Do you think that was an intended connection here? That John thought of the Spirit much like a non-corporeal angel?
In a sense I suppose; but as more fully divine than they — God’s *own* Spirit.
Is “Paraclete” (or its Greek equivalent) a neologism appearing for the first time in John, or was it an existing word (attested in other sources) that John adopted?
It existed as a word, used, e.g., to refer to a defense lawyer.
Is Paraclete used in other Greek writings of the time or was this word created and put together by the author of John?
It existed as a word, used, e.g., to refer to a defense lawyer.
Wouldn’t that be a good translation or do translators not find it poetic enough?
The problem is that words mean what they do (especially in their nuances) based on their usage in their context, and in John 14/16 Jesus doesn’t seem to be using judicial language so much as language of comfort, support, and help….
It’s sad that this thread is coming to an end as I have thoroughly enjoyed it. I must admit that doing justice in English to the term Paraclete produces a string of words that reminds me of Native American names (eg. Young man afraid of his horses) – One who has been summoned, stands beside and supports me. I suspect that, without the Greek language to help it develop, Christianity would have probably amounted to little more than an obscure Jewish sect.
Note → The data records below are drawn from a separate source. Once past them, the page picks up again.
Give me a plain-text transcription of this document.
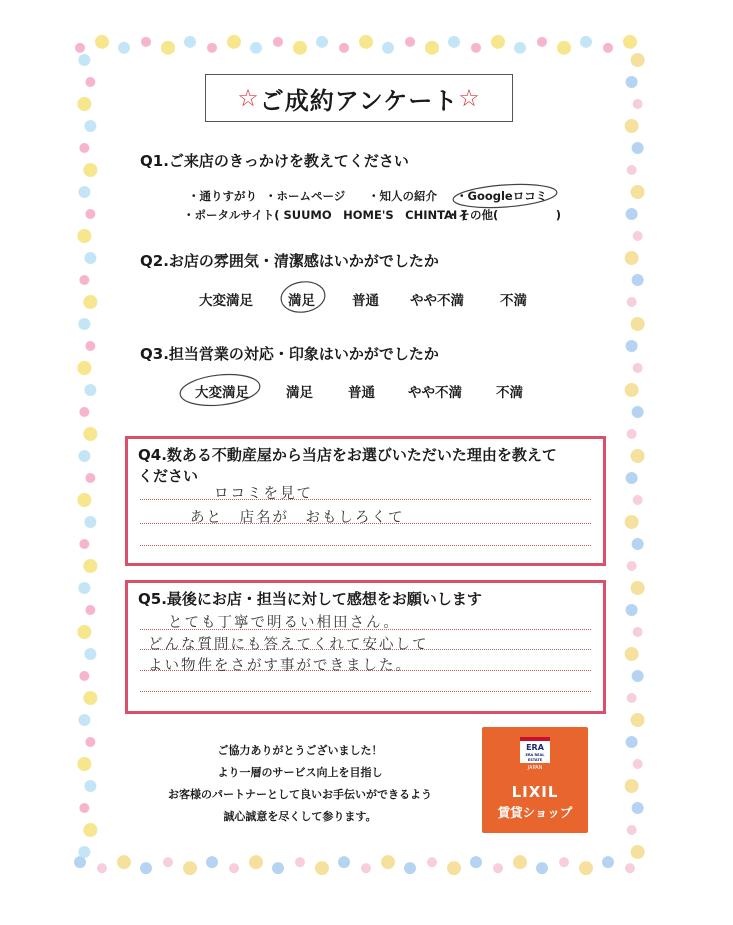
☆ ご成約アンケート ☆
Q1.ご来店のきっかけを教えてください
・通りすがり ・ホームページ ・知人の紹介 ・Googleロコミ
・ポータルサイト( SUUMO　HOME'S　CHINTAI )
・その他(　　　　　)
Q2.お店の雰囲気・清潔感はいかがでしたか
大変満足	満足	普通 やや不満	不満
Q3.担当営業の対応・印象はいかがでしたか
大変満足	満足	普通 やや不満	不満
Q4.数ある不動産屋から当店をお選びいただいた理由を教えて
ください
ロコミを見て
あと　店名が　おもしろくて
Q5.最後にお店・担当に対して感想をお願いします
とても丁寧で明るい相田さん。
どんな質問にも答えてくれて安心して
よい物件をさがす事ができました。
ご協力ありがとうございました！
より一層のサービス向上を目指し
お客様のパートナーとして良いお手伝いができるよう
誠心誠意を尽くして参ります。
ERA
ERA REAL ESTATE
JAPAN
LIXIL
賃貸ショップ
I have a question Dr. Ehrman: What kind of later “heresy” would be closer to the idea of the NT in relation to “Trinity”? I don’t see in the NT any strong support to affirm that the 3 are equal and one the same God (besides the much later addition to 1 John 5:7 KJV. Just like here in the Gospel, which seems to show difference and superiority of one over the other (God-Christ-Paraclete), the idea of hierarchy is also seen in Apocalyptic text (Rev. 1:1).
I suppose Arianism.
In the baptism scene in John, It is told that The holy spirit stayed with Jesus and that John then saw he was indeed the son of God. That seems to imply that tge holy spirit is quite distinct from Jesus but more like anotger messenger from God. Within this context it seems to contradict the speech in which it looks like the holy spirits speaks for the son instead of the father. How should this baptism scene be interpreted in light of that?
I’d say throughout the Bible the Holy Spirit is not thought of as being Jesus but is the spirit sent from God.
But more as a messenger, right? The speech then clarifies that Jesus as a messenger is being replaced by another one. Correct? And if not? What is the relationship between the spirit and God then?
He’s more than a messenger in the Bible. IN some passages he seems to be an active agent of God, more closely connected with him than angels. Thus, in the NT for example, at Jesus’ baptism.
Dear Dr. Ehrman,
What is your analysis on the Paraclete being a future prophet, perhaps Muhammad?
Thank you for your time! 🙂
– Rob
I’d say that it’s certailiy not what Jesus meant when he speaks about it in the Gospel of John. He was referring to the coming of the HOly S[9rit after his death.